Let’s Be Friends With Barney Frank, You Guys
SIDENOTE: Does anyone actually understand what is going on with all of this stuff? Like, some of the protesters at these town halls are paid by lobbyists? Lots of them? Or at least just enough to make the whole thing seem suspect? I’m not saying that there should not be any protesters, it’s not like I am even clear on the specifics of the health care bill (although I do think that people should just have health care, for as naive as that statement might make me sound, and I also think that health care as it stands today is egregiously expensive [superduh] due to the political power of the insurance and big-pharma companies) maybe it is very protestable, but I think even a lot of the protesters would agree that as soon as some of the people in your protest club (Protest Club!) are paid to be there, the whole thing basically falls apart, no? And now they are drawing Hitler moustaches on pictures of Obama? That seems more than a little ridiculous.
ANYWAY, at a Town Hall Meeting yesterday, congressman Barney Frank was not afraid to fight back:
Ha! It is just nice when someone who is being completely ridiculous (and let us be clear: that girl was being completely ridiculous) is told “hey, you are ridiculous!” Barney Frank, you guys. I wish he was my congressman. Also, why does that girl look kind of normal? “Let’s see, boho top from Delia’s: check. Fun sunglasses from Urban Outfitters: check. PHOTOGRAPH OF BARACK OBAMA WITH A HITLER MOUSTACHE DRAWN ON IT: SUPERCHECK.” She is your girlfriend. You guys met at a Fleet Foxes show.
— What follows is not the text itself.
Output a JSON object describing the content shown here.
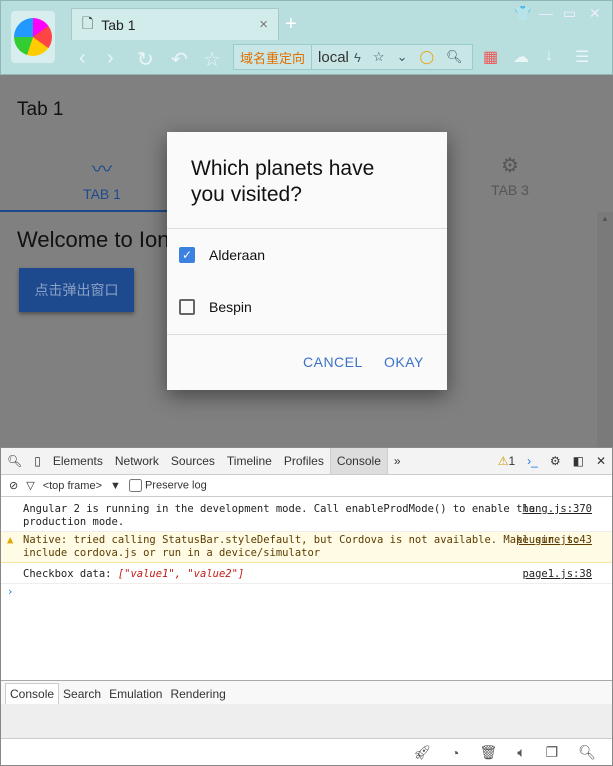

Here a couple of other choice Barney Frank quotes that didn’t make it into this video (via CBS):
When a man accused Frank of keeping secrets about the healthcare plan, the openly gay congressman said, “Sir, it’s been 21 years since I had a secret.”
Good one Barney Frank, high five! To be fair, Frank is playing the Gay Card a little heavily there. Really shooting the moon with the Gay Card on that one. But whatever, dude gets enough shit today, still, in 2009, that he can play that card in response to the clowns if he wants to. “I call your bluff, clowns.” Also:
At one point, Frank asked the crowd: “Which one of you wants to yell next?”
He seems like fun! We should be friends with him, why not? How hard could it be?! Is he on Facebook? He’s gotta be on Facebook. Your mom is on Facebook. Somebody send him a Facebook message.
Dear Barney Frank,
Done. Barney Frank will be like, “Thx 4 the add.” (Thanks for the tip, Becca.)